Diğer insanların hiçbiri de umrumda olmuyor bana değer versin vermesin. Bir kaç defa görüşüp sonrasında yol vermekten sıkıldım ama hayatımda olmalarını da uzun vaade de istemiyorum.

Dediğim gibi senin sorunun bu. Teşhisin yanlış. Senin kadar ağır kendini kandıranını az gördüm ama bu çok gördüğüm bir olay. Herkesin senden kaçtığını anlayamayacak kadar egonda boğulmuşsun.

Şu kelimelere baksana, tek bir kadının, şu an başkası ile hoplayan bir kadının önündeki mide bulandırıcı ezikliğini, başkaları hakkında “hiçbiri umrumda değil”, “yol veriyorum” gibi büyüklenmeci kelimelerle bastırmaya çalışıyorsun! Tipik narsist aşağılık kompleksi ve onu kapamak için sergilenen büyüklenmeler.

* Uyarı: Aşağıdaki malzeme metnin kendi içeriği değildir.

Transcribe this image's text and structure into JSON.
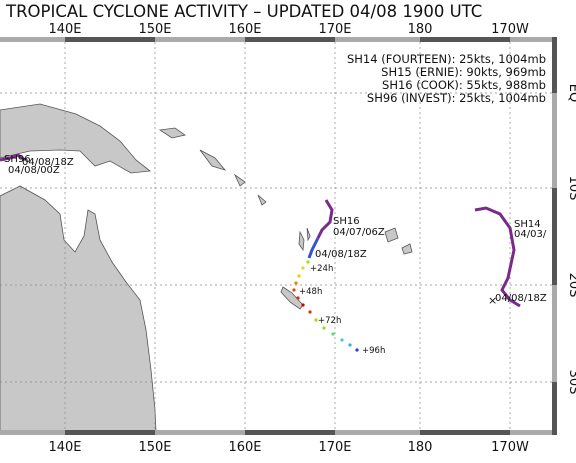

O kızlara karşı hissinin olmama sebebi, senin her yerinden akan oneitis zavallılığı. Onlar da sana o kadar meraklı olmuyorlar zira oldukça itici oluyorsun. Oneitis zavallılığından kaçıngan olan erkeğe anca kendine güven problemi ciddi boyutta olan kız düşer, onu da sen beğenmezsin. Yani hissiyatsızlığını sakın senin hayatına girenleri istememenden ibaret sanma. Hangi normal kadın 2 sene boyunca eski sevgilisini unutamayacak kadar düşmüş bir erkeği çekici bulur ki? Senin doyurucu bir şey bulamamanda, isteyebileceğin kadınlara itici olmanın payı çok daha büyük.

Sizinle seans yapmam daha mı mantıklı olur bana yol gösterebilir misiniz?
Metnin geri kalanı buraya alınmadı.